Diminishing productivity of labour with simultaneous lengthening of working day. Taking again the numbers above. 8 hours, $50 in labour-power (4 hours necessary labour time @ $12.50 an hour) and surplus value (4 hours surplus labour), $100 in total. If there is a rise in the price of the products of subsistence, i.e. those that determine value of labour-power, such that necessary labour time goes up from 4 to 5 hours, or value of labour-power rises to $62.50, if the length of the working day remains the same (8 hours) the surplus-value goes down to $37.50, or from 4-3 hours. If the day is increased by 1 hour, to 9 hours, the surplus-value returns to $50, or 4 hours surplus, but its relative magnitude will fall against the necessary labour time of 5 hours. If an increase of 1 more hour takes place, the proportions continue unchanged, but the absolute amount of surplus-value is increased.

Increasing intensity and productivity of labour with simultaneous shortening of the working day. Increasing intensity and productivity both reduce the amount of labour necessary to produce subsistence. This leads Marx to comment on the antagonism over time, and the potential of communist time against capitalist time. “If the whole working day were to shrink to the length of its necessary component, surplus labour would vanish, something which is impossible under the regime of capital. Only the abolition of the capitalist form of production would permit the reduction of the working day to necessary labour-time”, but this too would mean an expansion of necessary labour time for two reasons, first because the conditions of life would improve, and because what is considered surplus now count as necessary as it would form a social fund for reserve and accumulation.

“The capitalist mode of production, while it enforces economy in each individual business, also begets, by its anarchic system of competition, the most outrageous squandering of labour-power and of the social means of production, not to mention the creation of a vast number of functions at present indispensable, but in themselves superfluous”.

“In capitalist society, free-time is produced for one class by the conversion of the whole lifetime of the masses into labour-time”. (p667)

Chapter 18 Different Formulae for the Rate of Surplus-Value

Different representations of the rate of surplus-value are given here, which demonstrates the flaws in the approach taken by the classical political economists.
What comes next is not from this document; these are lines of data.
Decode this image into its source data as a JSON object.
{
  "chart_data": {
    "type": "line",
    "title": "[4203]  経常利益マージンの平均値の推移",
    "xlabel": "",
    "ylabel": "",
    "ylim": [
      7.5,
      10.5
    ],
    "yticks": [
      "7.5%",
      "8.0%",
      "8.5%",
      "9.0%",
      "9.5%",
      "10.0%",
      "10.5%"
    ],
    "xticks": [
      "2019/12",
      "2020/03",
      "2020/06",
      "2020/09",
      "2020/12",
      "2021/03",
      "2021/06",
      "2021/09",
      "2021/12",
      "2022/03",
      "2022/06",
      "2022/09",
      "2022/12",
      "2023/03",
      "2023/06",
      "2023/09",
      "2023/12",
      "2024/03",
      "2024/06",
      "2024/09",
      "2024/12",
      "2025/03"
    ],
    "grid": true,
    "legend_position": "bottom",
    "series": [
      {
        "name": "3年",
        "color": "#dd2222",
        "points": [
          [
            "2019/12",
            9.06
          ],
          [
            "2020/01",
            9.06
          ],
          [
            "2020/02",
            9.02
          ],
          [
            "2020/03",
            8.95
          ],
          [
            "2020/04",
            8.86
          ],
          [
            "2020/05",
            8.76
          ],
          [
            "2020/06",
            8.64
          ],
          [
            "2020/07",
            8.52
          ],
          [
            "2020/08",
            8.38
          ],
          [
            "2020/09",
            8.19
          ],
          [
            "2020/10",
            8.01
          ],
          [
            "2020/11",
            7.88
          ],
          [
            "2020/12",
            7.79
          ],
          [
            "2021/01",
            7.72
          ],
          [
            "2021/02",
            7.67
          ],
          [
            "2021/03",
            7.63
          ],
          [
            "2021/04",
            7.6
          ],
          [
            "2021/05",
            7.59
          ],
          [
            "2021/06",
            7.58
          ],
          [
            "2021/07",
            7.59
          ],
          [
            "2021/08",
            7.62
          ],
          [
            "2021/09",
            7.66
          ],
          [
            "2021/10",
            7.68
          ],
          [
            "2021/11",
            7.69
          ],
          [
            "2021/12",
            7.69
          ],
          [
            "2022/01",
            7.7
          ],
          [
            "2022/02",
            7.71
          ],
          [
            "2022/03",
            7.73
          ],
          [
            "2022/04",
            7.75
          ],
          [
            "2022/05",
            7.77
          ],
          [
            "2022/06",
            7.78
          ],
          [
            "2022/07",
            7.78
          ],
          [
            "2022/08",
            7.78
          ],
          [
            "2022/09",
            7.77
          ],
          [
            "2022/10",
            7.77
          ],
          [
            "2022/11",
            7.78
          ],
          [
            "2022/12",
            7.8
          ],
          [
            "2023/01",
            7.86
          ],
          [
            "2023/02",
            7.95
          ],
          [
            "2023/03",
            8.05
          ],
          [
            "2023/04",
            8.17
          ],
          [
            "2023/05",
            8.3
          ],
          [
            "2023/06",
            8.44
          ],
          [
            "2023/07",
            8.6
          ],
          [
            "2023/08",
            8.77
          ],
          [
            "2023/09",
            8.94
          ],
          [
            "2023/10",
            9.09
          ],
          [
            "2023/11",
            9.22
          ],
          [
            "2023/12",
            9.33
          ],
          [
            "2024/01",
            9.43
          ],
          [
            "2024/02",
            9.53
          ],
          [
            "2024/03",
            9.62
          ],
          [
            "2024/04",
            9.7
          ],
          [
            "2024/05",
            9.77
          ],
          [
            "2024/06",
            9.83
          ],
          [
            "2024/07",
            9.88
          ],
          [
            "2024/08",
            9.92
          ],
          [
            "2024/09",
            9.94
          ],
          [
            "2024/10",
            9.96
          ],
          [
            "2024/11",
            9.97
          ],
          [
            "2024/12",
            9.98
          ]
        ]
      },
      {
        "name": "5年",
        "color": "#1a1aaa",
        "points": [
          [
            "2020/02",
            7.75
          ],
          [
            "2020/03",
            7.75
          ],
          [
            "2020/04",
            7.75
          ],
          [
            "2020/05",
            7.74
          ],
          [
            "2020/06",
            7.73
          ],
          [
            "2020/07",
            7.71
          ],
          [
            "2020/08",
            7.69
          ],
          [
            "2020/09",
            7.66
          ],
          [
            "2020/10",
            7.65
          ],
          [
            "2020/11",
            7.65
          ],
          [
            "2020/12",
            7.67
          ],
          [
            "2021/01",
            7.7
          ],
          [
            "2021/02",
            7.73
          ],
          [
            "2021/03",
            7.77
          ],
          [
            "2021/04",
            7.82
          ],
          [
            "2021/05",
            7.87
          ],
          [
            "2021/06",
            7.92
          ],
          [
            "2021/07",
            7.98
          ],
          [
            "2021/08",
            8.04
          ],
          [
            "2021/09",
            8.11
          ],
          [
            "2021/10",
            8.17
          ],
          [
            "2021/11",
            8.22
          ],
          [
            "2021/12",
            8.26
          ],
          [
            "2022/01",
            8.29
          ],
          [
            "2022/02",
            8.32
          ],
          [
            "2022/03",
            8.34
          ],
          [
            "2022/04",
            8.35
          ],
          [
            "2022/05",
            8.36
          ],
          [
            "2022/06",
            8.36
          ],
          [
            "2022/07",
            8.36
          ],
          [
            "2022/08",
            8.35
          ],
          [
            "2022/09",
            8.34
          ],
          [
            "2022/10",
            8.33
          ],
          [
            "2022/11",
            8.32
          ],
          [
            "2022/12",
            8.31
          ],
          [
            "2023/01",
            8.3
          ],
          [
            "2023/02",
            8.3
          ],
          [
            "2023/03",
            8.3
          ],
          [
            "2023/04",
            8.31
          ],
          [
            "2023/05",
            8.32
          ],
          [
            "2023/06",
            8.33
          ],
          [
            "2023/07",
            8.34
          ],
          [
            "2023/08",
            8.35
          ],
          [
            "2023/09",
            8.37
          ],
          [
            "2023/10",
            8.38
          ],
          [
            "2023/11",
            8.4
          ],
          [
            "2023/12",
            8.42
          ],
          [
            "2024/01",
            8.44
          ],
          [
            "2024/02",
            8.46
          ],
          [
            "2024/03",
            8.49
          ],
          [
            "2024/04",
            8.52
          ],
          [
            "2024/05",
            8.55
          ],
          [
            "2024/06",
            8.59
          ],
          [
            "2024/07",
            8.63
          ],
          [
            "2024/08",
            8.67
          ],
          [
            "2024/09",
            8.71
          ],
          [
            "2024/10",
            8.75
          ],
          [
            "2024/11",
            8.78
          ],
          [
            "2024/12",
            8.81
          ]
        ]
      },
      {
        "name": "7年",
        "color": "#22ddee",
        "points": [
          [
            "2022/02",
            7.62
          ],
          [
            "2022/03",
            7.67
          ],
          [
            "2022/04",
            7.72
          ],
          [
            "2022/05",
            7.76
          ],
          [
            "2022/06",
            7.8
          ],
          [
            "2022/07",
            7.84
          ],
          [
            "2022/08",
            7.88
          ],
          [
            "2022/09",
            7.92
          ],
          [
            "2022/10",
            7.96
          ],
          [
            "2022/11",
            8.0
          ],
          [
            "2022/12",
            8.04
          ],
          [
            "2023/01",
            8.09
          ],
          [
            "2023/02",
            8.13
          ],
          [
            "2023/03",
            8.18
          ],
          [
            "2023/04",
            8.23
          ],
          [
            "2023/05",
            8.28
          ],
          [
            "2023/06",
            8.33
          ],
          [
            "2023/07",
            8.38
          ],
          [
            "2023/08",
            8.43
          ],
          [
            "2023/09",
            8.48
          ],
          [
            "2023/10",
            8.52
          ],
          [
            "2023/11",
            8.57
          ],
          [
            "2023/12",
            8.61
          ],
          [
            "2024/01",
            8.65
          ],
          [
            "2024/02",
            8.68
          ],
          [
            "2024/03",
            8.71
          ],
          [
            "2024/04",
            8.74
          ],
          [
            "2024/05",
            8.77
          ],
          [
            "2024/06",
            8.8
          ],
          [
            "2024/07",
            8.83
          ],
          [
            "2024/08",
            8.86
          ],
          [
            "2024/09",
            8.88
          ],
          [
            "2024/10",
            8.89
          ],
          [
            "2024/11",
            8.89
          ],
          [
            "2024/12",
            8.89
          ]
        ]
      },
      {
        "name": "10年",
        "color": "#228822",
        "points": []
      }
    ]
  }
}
the formulations of the political economists “conceal the specific character of the capital-relation, namely the fact that variable capital is exchanged for living labour-power, and that the worker is therefore excluded from the product. Instead of revealing the capital-relation they show us the false semblance of a relation of association, in which worker and capitalist divide the product in proportion to the different elements which they respectively contribute towards its formation” (p671). Labour commanded, Smith’s wage, misses the essence of capital. “Capital… is not only the command over labour, as Smith thought. It is essentially command over unpaid labour… The secret of the self-valorisation of capital resolves itself into the fact that it has as its disposal a definite quantity of the unpaid labour of other people” (p672).